ISLAMABAD: Pakistan’s power ministry yesterday said it would cut off supplies to major offices, including the prime minister’s, in a crackdown on customers not paying their electricity bills.
Pakistan’s economy is crippled by persistent blackouts lasting up to 12 hours a day partly because influential families, politicians and bureaucrats do not pay for their use while the poor often cannot afford rising utility bills.
Prime Minister Nawaz Sharif has promised to fix the power cuts as one of his priorities. But Pakistan’s minister of state for water and power yesterday said the campaign to eradicate non-payment would now target his own office.
“Electricity to all state institutions and individual consumers who haven’t cleared their dues will be disconnected,” Abid Sher Ali said in televised remarks. “There will be no discrimination.”
The minister, who is from the ruling party, said he had ordered the Islamabad Electricity Supply Company to disconnect power to the President House, Prime Minister’s Secretariat, the parliament building, the official residence of the chief justice and many other offices.
There was no immediate comment from those affected.
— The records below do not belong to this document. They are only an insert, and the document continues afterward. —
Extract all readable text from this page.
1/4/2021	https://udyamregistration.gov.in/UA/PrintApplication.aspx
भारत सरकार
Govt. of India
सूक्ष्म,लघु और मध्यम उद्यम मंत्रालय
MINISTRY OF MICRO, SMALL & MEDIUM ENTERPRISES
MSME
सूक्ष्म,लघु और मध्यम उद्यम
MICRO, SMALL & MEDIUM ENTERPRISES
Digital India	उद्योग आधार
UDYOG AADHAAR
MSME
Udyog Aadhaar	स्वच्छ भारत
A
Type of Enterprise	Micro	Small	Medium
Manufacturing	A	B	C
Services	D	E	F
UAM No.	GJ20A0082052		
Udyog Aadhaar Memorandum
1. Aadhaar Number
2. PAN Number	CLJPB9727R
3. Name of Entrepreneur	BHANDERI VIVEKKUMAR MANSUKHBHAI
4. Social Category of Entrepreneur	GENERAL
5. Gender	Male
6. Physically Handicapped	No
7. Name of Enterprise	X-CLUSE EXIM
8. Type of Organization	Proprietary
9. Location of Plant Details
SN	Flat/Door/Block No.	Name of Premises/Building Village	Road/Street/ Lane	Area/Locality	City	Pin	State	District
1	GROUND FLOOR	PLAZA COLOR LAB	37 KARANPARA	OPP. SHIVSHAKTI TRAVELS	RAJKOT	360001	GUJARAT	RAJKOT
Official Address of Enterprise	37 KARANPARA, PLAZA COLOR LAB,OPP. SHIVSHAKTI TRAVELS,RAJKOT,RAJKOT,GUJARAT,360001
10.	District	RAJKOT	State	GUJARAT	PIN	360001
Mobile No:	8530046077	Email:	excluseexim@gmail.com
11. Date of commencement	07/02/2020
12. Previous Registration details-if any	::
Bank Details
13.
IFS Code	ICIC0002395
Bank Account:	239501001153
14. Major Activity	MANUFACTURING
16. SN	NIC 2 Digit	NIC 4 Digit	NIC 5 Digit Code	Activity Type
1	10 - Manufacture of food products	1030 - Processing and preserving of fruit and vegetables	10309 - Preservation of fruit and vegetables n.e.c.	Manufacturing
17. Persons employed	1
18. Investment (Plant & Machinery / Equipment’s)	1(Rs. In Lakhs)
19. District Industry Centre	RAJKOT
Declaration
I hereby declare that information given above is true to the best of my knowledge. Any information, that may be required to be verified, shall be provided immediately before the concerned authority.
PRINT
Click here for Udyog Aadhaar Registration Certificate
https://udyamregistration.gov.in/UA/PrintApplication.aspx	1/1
It was also unclear when the power ministry would cut off supply and whether government offices would be spared if they paid up.
Ordinary people struggle without electricity for 12 to 18 hours a day in the blistering heat of summer, but up to now little action has been taken against recalcitrant bureaucrats working in air-conditioned offices.
The Capital Development Authority, Islamabad’s civic agency which is responsible for paying government offices’ bills, owes the Islamabad Electricity Supply Company (IESCO) 2.36 billion rupees ($24m).
The President’s Secretariat, which is the head of state’s office and residence, owes 28 million rupees, while lawmakers’ residential block, Parliament Lodges, had to pay 20 million rupees to IESCO.
Power company officials said that electricity supply to more than 100 government offices had been disconnected over non-payment of bills.
The disconnections are not limited to electricity. The state-run gas company has also disconnected natural gas supply to the prime minister’s offices.